From the Guidelines
Venous blood gas (VBG) and arterial blood gas (ABG) typically show similar bicarbonate levels, with only minor differences that are usually not clinically significant. The bicarbonate concentration in venous blood is generally 1-2 mEq/L higher than in arterial blood, as bicarbonate is distributed throughout the body's extracellular fluid and is not significantly consumed or produced during the transit of blood from arterial to venous circulation 1. Some key points to consider include:
- The small difference in bicarbonate levels between VBG and ABG results from the higher CO2 content in venous blood, which slightly shifts the equilibrium toward more bicarbonate formation.
- This consistency makes VBG measurements of bicarbonate a reliable substitute for ABG measurements in many clinical scenarios, allowing clinicians to avoid the more painful and technically challenging arterial puncture when only acid-base status assessment is needed.
- However, when precise evaluation of respiratory status is required, ABG remains the gold standard as it provides accurate measurements of PaO2 and PaCO2, which differ significantly between arterial and venous samples. The physiology of carbon dioxide, as described in the BTS guideline for oxygen use in adults in healthcare and emergency settings 1, highlights the importance of understanding the differences between arterial and venous blood gas measurements in clinical practice.
From the Research
Bicarbonate Levels in Venous and Arterial Blood Gas
- The study 2 found that the weighted mean arterio-venous difference for bicarbonate was -1.41 mmol/L, with 95% limits of agreement of the order of ±5 mmol/L, suggesting that venous pH, bicarbonate, and base excess have sufficient agreement to be clinically interchangeable for arterial values in patients who are not in shock.
- Another study 3 reported that the values of bicarbonate on arterial and venous samples showed close agreement, with an average difference between the samples of 1.20 mmol/L (95% limits of agreement being -2.73 to +5.13 mmol/L), indicating that venous bicarbonate estimation may be an acceptable substitute for arterial measurement.
- However, a study 4 found significant differences in acid-base state between venous and arterial blood during cardiopulmonary resuscitation, with mixed venous blood demonstrating striking decreases in pH and increases in PCO2, suggesting that arterial blood gases may not accurately reflect the acid-base state in this emergency setting.

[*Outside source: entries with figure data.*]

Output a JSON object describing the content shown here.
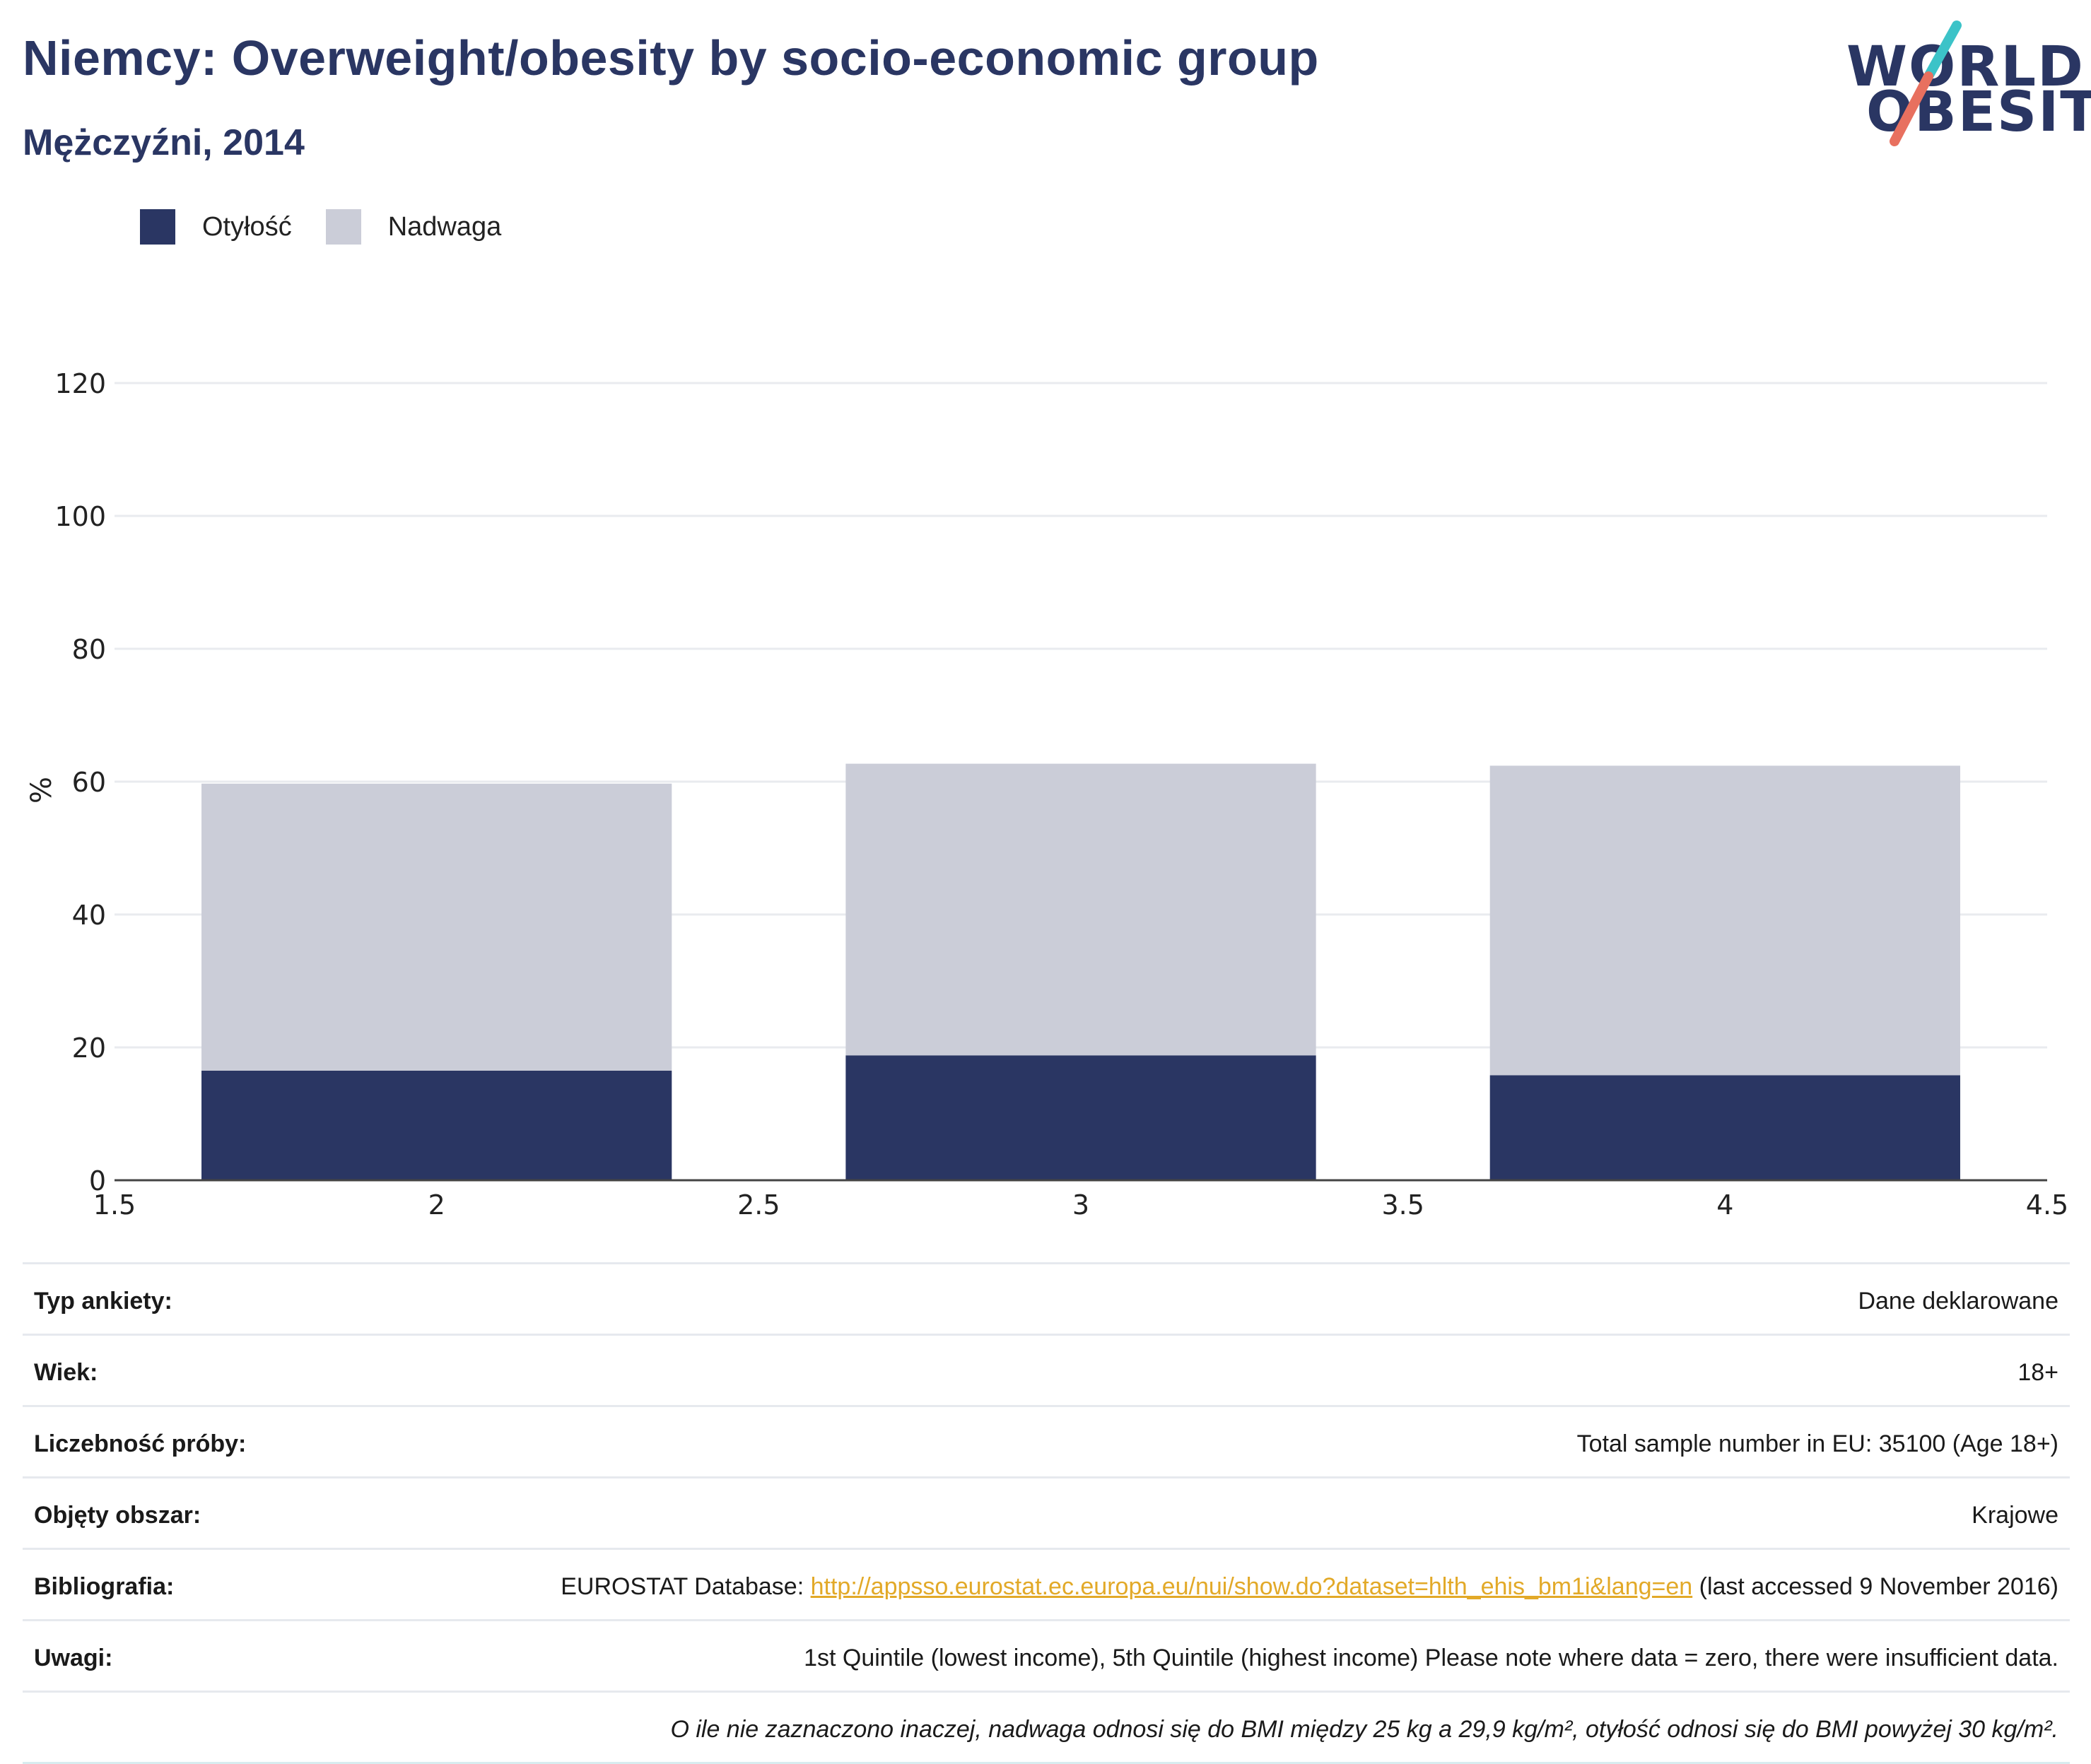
{
  "header": {
    "title": "Niemcy: Overweight/obesity by socio-economic group",
    "subtitle": "Mężczyźni, 2014"
  },
  "logo": {
    "line1": "WORLD",
    "line2": "OBESITY",
    "accent_teal": "#3cc3c8",
    "accent_red": "#e8705f"
  },
  "legend": [
    {
      "label": "Otyłość",
      "color": "#2a3663"
    },
    {
      "label": "Nadwaga",
      "color": "#cbcdd8"
    }
  ],
  "chart_data": {
    "type": "bar",
    "stacked": true,
    "x": [
      2,
      3,
      4
    ],
    "xlim": [
      1.5,
      4.5
    ],
    "xticks": [
      "1.5",
      "2",
      "2.5",
      "3",
      "3.5",
      "4",
      "4.5"
    ],
    "ylim": [
      0,
      120
    ],
    "yticks": [
      "0",
      "20",
      "40",
      "60",
      "80",
      "100",
      "120"
    ],
    "ylabel": "%",
    "xlabel": "",
    "grid": true,
    "legend_position": "top-left",
    "series": [
      {
        "name": "Otyłość",
        "color": "#2a3663",
        "values": [
          16.5,
          18.8,
          15.8
        ]
      },
      {
        "name": "Nadwaga",
        "color": "#cbcdd8",
        "values": [
          43.2,
          43.9,
          46.6
        ]
      }
    ]
  },
  "info": {
    "survey_type": {
      "label": "Typ ankiety:",
      "value": "Dane deklarowane"
    },
    "age": {
      "label": "Wiek:",
      "value": "18+"
    },
    "sample": {
      "label": "Liczebność próby:",
      "value": "Total sample number in EU: 35100 (Age 18+)"
    },
    "area": {
      "label": "Objęty obszar:",
      "value": "Krajowe"
    },
    "bibliography": {
      "label": "Bibliografia:",
      "prefix": "EUROSTAT Database: ",
      "link": "http://appsso.eurostat.ec.europa.eu/nui/show.do?dataset=hlth_ehis_bm1i&lang=en",
      "suffix": " (last accessed 9 November 2016)"
    },
    "notes": {
      "label": "Uwagi:",
      "value": "1st Quintile (lowest income), 5th Quintile (highest income) Please note where data = zero, there were insufficient data."
    },
    "footnote": "O ile nie zaznaczono inaczej, nadwaga odnosi się do BMI między 25 kg a 29,9 kg/m², otyłość odnosi się do BMI powyżej 30 kg/m²."
  }
}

- A study 5 found significant correlations in pH, PCO2, BE, and HCO3 between arterial, venous, and capillary blood gases, suggesting that capillary and venous blood gas measurements may be useful alternatives to arterial samples for patients who do not require regular continuous blood pressure recordings and close monitoring of PaO2.
Comparison of Bicarbonate Levels
- The studies 2, 3 suggest that bicarbonate levels in venous and arterial blood gas may be similar, with acceptable limits of agreement, in certain clinical settings.
- However, the study 4 highlights the importance of considering the specific clinical context, such as cardiopulmonary resuscitation, where significant differences in acid-base state between venous and arterial blood may occur.
- The study 5 found significant correlations in bicarbonate levels between arterial, venous, and capillary blood gases, but noted that capillary and venous blood gas measurements may not be suitable for determining PO2 in certain clinical settings, such as hypotension.